After EGFR inhibitors were first developed, researchers learned that one of the requirements for EGFR signaling is for two receptors to pair up at the cell surface and work together. EGFR can pair with itself, but it also can meet the requirement by pairing with one of its sibling receptors, HER2 or HER3. Even without EGFR, HER2 and HER3 - when activated by heregulin and similar growth factors - can pair up to trigger growth signaling.

The research collaborators on the Cancer Cell study also conducted preclinical tests on a new type of drug, called a selective ADAM inhibitor. Taking yet another step upstream along the signaling pathway, the specific drug candidate tested - called INCB3619 - inhibits a protein called ADAM17. ADAM17 activates the growth factors that in turn activate any of the EGFR-like receptors. In the lab studies, INCB3619 - by preventing activation of heregulin and its ilk - inhibited HER3 growth signaling in Tarceva-resistant tumor cells. The drug also augmented the inhibitory effect of Tarceva in nonresistant tumors.

Tailoring Treatment to Tumors

Certain subsets of patients are the most likely to benefit from EGFR inhibitor treatment. Studies from around the world have found that mutations in the EGFR gene were almost always observed in lung cancers that shrank in response to treatment. These mutations have been observed in roughly half of nonsmokers, East Asians and women, but rarely in other groups of lung cancer patients.

However, even though EGFR mutation has been associated with response to treatment, it has not been strongly associated with increased survival.

By the same token, some patients with advanced lung cancer whose tumors do not shrink in response to Tarceva nonetheless survive longer than patients who receive placebo. For instance, men with the squamous cell type of nonsmall cell lung cancer who smoked at some point in their lives appear to survive longer on average with Tarceva treatment, despite a very low tumor response rate. Smokers with other types of lung cancer did not have the same benefit from treatment.

So far, at least one molecular measure does appear related to survival. Last year, researchers reported in the Journal of the National Cancer Institute that extra copies of the EGFR gene - not necessarily mutated - appear to improve the chances that patients with advanced lung cancer will respond to Tarceva treatment and live longer than they would without the additional treatment.
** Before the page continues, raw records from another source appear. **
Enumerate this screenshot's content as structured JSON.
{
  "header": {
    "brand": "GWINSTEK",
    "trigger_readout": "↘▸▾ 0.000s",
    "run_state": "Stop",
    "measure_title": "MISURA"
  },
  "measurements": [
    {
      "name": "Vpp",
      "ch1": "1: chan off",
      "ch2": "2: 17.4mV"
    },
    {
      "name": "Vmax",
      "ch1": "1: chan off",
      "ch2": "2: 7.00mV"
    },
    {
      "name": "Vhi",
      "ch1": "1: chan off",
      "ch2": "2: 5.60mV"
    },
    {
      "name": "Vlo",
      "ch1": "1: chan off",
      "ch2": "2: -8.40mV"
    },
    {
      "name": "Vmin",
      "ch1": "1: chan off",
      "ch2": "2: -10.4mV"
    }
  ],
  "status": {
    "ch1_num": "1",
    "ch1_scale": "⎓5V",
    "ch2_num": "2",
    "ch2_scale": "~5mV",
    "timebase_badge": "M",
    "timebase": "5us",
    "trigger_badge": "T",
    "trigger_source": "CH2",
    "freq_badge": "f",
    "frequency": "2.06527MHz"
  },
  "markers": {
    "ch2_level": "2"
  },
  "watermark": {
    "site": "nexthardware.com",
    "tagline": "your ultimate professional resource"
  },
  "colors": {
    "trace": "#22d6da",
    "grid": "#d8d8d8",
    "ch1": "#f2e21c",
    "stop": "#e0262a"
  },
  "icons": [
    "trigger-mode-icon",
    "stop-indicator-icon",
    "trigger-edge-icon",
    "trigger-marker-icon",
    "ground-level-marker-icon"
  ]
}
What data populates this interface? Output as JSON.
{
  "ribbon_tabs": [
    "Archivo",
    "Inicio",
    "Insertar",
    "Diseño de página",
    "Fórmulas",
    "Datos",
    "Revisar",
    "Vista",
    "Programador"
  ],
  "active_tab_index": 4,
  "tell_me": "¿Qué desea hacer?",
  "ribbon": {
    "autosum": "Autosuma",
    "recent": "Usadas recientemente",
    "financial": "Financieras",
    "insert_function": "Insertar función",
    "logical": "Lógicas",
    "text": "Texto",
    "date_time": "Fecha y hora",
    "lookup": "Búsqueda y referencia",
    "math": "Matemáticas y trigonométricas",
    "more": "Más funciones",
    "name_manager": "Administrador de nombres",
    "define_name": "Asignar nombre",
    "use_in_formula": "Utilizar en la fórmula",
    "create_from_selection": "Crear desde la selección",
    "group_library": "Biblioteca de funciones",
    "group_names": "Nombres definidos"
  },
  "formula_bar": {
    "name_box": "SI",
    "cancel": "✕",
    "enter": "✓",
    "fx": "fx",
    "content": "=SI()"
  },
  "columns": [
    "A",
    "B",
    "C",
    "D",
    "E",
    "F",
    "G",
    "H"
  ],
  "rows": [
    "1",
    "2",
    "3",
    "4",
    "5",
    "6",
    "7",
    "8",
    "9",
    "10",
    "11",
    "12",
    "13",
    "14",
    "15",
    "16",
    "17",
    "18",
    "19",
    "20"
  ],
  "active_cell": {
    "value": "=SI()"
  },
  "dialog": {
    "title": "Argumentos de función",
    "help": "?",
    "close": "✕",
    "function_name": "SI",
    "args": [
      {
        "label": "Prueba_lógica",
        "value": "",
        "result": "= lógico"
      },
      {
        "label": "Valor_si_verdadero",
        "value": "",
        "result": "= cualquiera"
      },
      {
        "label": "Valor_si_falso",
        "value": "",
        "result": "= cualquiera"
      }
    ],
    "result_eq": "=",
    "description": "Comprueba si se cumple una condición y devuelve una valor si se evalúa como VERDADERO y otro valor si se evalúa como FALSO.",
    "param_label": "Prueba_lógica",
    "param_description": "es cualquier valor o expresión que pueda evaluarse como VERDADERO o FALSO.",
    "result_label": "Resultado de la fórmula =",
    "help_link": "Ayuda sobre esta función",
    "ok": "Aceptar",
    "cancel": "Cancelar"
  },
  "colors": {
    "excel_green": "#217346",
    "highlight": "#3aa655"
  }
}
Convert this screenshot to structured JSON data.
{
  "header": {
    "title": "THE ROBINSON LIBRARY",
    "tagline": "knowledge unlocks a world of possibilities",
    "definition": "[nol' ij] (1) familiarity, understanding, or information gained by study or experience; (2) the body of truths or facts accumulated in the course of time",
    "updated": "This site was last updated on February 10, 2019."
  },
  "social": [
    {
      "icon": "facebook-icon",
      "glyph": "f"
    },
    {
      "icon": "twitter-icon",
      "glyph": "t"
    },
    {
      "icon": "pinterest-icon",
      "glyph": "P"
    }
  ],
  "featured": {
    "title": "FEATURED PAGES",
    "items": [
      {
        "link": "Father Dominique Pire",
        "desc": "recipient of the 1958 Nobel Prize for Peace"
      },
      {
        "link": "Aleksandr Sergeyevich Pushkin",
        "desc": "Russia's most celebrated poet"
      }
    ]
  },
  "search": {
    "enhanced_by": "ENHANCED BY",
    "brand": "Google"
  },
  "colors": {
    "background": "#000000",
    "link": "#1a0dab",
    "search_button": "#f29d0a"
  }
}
New Molecular Fingerprinting Tests in the Offing

There already are tests to detect EGFR mutations. UCSF Comprehensive Cancer Center member Fred Waldman, MD, PhD, now is developing a test to enable clinical researchers to quickly gauge how many copies of the EGFR gene are present in tumor tissue. A similar test for a related protein, called HER2, already is used to determine which breast cancer patients should receive a drug, Herceptin, which is targeted against HER2.

EGFR plays a role in several types of solid tumors, not just lung cancer, so the test should be quite popular, and even more so as additional targeted treatments become available.